(Remang Bulan di Angkasa)

Minggu kian berlalu, Bara dicopot dari jabatannya akibat penyalahgunaan wewenang. Kendra kembali ke ruangannya di kanwil menggantikan Bara. Sedangkan Angkasa diangkat menjadi deputi bisnis kedua.

“Selamat, Pak... Akhirnya ditraktir juga sama Deputi terbaik kita,” sorak Feri bersama staf dan anak magang lainnya membumbung haru ke langit di tempat yakiniku.

Feri amat bahagia karena naik jadi kepala cabang, sedangkan Ratna menjadi penaksir. Angkasa tersenyum tipis, dadanya berat akibat pencopotan Bara.

“Saya merasa bersalah pernah marah ke Bulan... saya pikir-pikir lagi Bulan seksi pas siram saya pakai air.

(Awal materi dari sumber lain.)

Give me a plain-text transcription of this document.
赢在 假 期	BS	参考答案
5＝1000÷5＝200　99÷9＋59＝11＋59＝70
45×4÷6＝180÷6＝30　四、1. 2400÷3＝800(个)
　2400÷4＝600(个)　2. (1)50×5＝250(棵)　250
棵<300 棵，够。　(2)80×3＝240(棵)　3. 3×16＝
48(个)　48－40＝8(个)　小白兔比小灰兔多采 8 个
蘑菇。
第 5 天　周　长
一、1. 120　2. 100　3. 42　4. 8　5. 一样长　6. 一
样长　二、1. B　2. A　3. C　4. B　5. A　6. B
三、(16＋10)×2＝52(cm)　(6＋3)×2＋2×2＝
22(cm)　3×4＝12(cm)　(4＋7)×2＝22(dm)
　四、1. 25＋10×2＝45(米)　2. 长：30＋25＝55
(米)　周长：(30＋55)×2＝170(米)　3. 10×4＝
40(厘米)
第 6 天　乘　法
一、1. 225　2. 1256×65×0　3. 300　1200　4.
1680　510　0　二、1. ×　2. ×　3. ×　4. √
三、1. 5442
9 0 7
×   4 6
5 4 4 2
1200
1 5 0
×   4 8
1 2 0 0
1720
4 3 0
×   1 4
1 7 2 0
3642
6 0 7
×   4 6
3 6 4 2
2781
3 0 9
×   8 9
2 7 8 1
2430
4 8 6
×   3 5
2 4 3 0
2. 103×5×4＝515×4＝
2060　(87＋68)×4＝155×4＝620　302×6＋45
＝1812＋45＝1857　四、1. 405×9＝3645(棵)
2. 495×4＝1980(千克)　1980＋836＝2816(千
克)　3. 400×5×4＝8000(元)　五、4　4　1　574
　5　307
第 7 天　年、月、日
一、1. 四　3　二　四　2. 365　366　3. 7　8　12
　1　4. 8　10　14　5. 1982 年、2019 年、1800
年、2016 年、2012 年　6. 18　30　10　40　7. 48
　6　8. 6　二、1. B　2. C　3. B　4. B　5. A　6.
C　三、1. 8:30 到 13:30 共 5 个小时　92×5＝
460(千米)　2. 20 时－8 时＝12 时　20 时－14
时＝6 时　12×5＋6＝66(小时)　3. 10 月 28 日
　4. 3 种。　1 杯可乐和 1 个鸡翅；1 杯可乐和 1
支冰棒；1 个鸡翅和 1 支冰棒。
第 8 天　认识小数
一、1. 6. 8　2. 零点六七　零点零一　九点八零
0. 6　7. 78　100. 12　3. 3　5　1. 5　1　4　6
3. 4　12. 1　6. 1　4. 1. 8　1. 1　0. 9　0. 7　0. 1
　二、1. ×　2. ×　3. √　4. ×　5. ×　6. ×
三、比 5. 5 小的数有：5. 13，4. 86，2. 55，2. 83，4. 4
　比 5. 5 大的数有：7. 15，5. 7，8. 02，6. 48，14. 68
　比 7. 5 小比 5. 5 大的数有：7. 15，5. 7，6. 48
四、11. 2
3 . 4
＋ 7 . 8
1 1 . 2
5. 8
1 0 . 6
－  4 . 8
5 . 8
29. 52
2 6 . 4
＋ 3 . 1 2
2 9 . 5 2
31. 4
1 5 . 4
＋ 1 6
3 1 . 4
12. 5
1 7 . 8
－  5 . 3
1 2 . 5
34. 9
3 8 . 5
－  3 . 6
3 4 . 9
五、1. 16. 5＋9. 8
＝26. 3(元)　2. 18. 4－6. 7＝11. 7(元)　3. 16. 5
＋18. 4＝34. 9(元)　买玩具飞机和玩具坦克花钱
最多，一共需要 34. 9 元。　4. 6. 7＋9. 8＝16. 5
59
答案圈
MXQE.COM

Apalagi pas dorong pulpen saya pakai sepatu.” Feri nyengir kuda.

“Iya, rindu juga ternyata denger berisiknya Bulan ngetuk EDC ke meja atau paluin kemasan gadai,” celetuk Ratna.

Semua memuji Bulan akibat terbongkarnya rekaman Bara. Angkasa hanya tersenyum menanggapi ucapan mereka. Tak terasa langit sudah gulita, sebuah pesan menggantung di layar ponsel Angkasa.

“Pak, antar saya pulang ke kos, saya mau ambil barang sekalian tidur di sana, Pak.”

Lekas Angkasa pulang lebih dulu. Angkasa naik sarbagita, setiba di terminal gor, ketukan sepatunya kian melangkah membawa raganya bertemu Ibu dan Bulan depan warung, memicu Angkasa tersenyum.

“Bapak baru pulang?” Suara sopran Bulan mengalun teduh di telinga Angkasa.

Plastik jingga berisi capcay tersodor ke Angkasa. Bulan masuk ke warung untuk pamitan dengan Chandra.

"Ibu... Angkasa jadi deputi. Itu karena bantuan Bulan." Angkasa tersimpul menatap ibunya.

“Bulan yang masak capcaynya untukmu... kamu punya hubungan yang indah sama dia. Kamu sadari atau tidak, kamu mencintainya sebagaimana dia mencintaimu. Itu namanya platonis, Angkasa,” tutur Ibu.

“Ibu udah makan?” Angkasa menunduk, menyeluk saku mantel.

“Udah... kan ibu jualan sambil ngabisin dagang...,” ucap Ibu tersenyum saat Bulan datang. “Ibu mau lanjut masak ya, kalian hati-hati di jalan,” tutur Ibu melambai lalu masuk ke warung.

Angkasa melangkah mendahului, Bulan menyamai langkahnya. Jalan menanjak penuh lampu bersinar membawa langkah mereka memasuki kelokan ke kelokan, bertemu sejuknya angin di bawah bintang.

“Pertama kali saya lihat Bapak tanpa tas....” Bulan melangkah pelan mengikuti langkah Angkasa. “Bapak kelihatan berbeda.”

Angkasa terkekeh pelan sembari melangkah. “Saya memang berbeda.”

“Kalau saya terlahir kembali... saya pikir saya tak mau jadi batu atau pohon lagi....” Bulan mengalun pelan memicu Angkasa menoleh. “Saya mau lahir jadi manusia yang baik... agar bisa bertemu Bapak lagi.”

Angkasa tersimpul sembari menunduk. “Saya dengar kamu bertemu Pinwil ya?”

“Iya, Pak....” Langkah Bulan terhenti depan gang memicu langkah Angkasa ikut terhenti. “Saya dapat tawaran kerja jadi CRO di cabang Jakarta dari Pinwil, Pak... Setelah masa percobaan saya selesai, ibu saya juga saya ajak ke sana.”

Bulan tersenyum menatap Angkasa yang terkejut. Senyum luntur dari wajahnya.

“Jauh sekali.” Angkasa menyeluk saku mantelnya.

Bulan mengenggam erat tangannya sendiri. “Saya juga merasa begitu, Pak... saya tak bisa keluyuran lagi di jalan ini untuk sekadar lihat Bapak, memikirkannya saja buat saya enggan ke sana.”

Angkasa menaiki tangga kosan, Bulan mengikuti di belakang.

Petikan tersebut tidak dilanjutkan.